Table. Contrasting aphorisms (from Latour1).
How does a hypothesis move from uncertainty to settled science? Favorable evidence increases confidence in the hypothesis. Unfavorable evidence decreases it. The processes of science—such as publication, exchanges at professional meetings, debates, round-tables, extensive experimentation and testing—all contribute to removing doubt about the original hypothesis. When all the doubt has been removed and there are no remaining dissenters, the scientific community accepts the hypothesis as a fact. Latour says that the process of scientific settlement is one of hypotheses accumulating allies until there are no more dissenters. It is intensely social.
Different communities can and do evolve different statements of scientific facts based on the same evidence.
Some people do not like the notion that scientific interpretations are social inventions. They think that scientists are teasing out fundamental, immutable truths about the world. Social construction allows the possibility that different communities could adopt different systems of interpretation of the same phenomena. And exactly that has happened. Western and Chinese medicine are different systems for interpreting and treating symptoms of diseases. Biology includes a community that accepts the theory of evolution and another that accepts the theory of intelligent design by a higher being. Strong and weak artificial intelligence are different systems for interpreting machine implementations of cognitive processes. Within computing there are different communities around different programming languages or software development processes. These communities and their interpretations are durable—when a community tries to present falsifying evidence to the other side, the other side instead finds a way to interpret that evidence as supportive of its interpretation.
A scientific interpretation must be accepted by a scientific community to be considered settled. Scientific facts are interpretations accepted by a whole scientific community with no dissenters. Different communities can and do evolve different statements of scientific facts based on the same evidence.
Working Science Pierces the Fog of Uncertainty
These two faces are integral parts of science. Science has a dual nature. We all need to be aware of it and respect it. The chaos of science-in-the-making will evolve either into settled hypotheses or rejected hypotheses.

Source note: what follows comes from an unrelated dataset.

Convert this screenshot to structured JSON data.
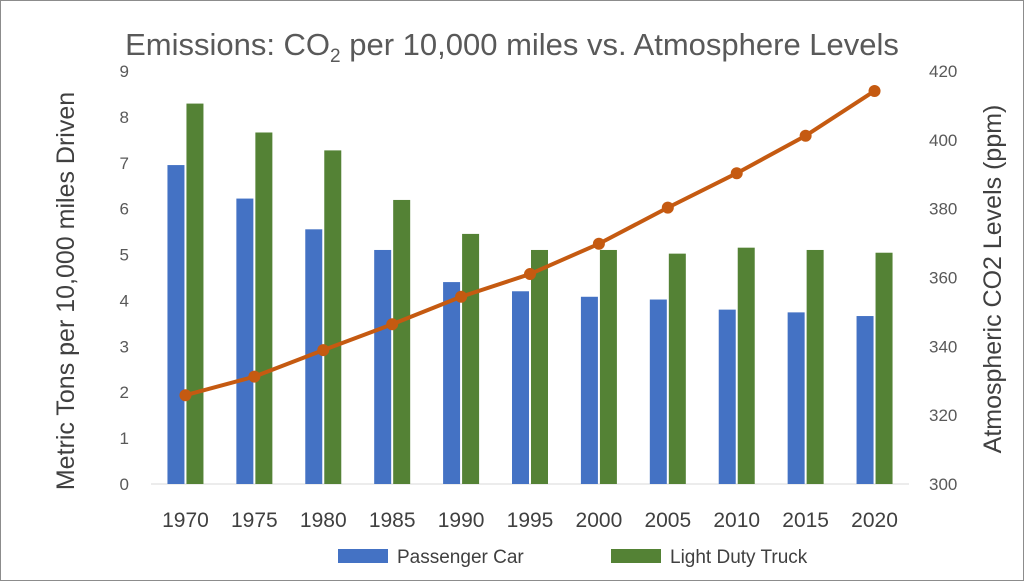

When outsiders look in at a time of chaos, they will see hypotheses floating around but no general agreement. It will seem that scientists don’t agree—and that is exactly right. However, the disagreements do not mean that science is not working. The debates and controversies are essential to settle or reject hypotheses.
The front edge of science—the boundary region between the known and the unknown—seethes with uncertainties. Scientists must be prepared not only to apply wisely what is known, but also to find their way through the fog of uncertainty as they search for what can be known.